Originally from South Africa, and been living in Switzerland for the last 8 years.
I am wanting to make a switch to Egypt or Malta , but am undecided on a couple of things, anyone has some advice or able to point out the relevant sites would be great.

Are there any taxes which need to be paid on income which is not remitted to 
egypt? Are there any websites you know of which could give some info.

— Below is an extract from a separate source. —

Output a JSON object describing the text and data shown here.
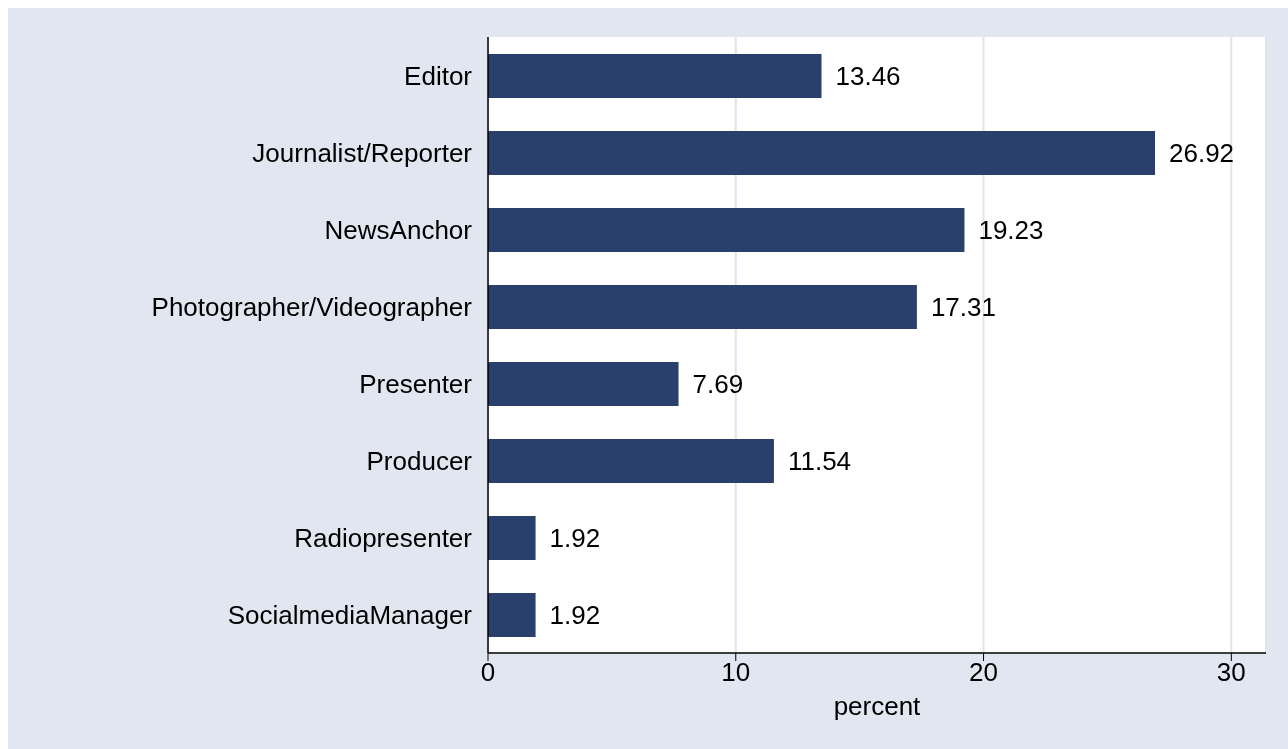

What are experiences relating to broadband internet, is there a decent coverage throughout egypt or is it mainly in the major cities? What about the quality of the service is is stable or intermittent.

thanks and best regards


----------



## buildergame (Jun 19, 2009)

Ancient said:


> Hi everyone
> 
> Originally from South Africa, and been living in Switzerland for the last 8 years.
> I am wanting to make a switch to Egypt or Malta , but am undecided on a couple of things, anyone has some advice or able to point out the relevant sites would be great.
> ...


Hey Ancient,
For taxes I am not sure as my company used to take care of them, but I think it is around 22%.
For wired broadband there are two major players : TE Data and LinkDot Net. TE Data has wider coverage. Even 3G broadband service is provided by Vodafone and Mobinil. Service is good and I am not facing any problem from a long time (Touchwood). For a 1 mbps unlimited connection you have to pay around 150 LE (around 28$) per month. You can choose a wide range of connection upto 10 mbps.

Cheers...


----------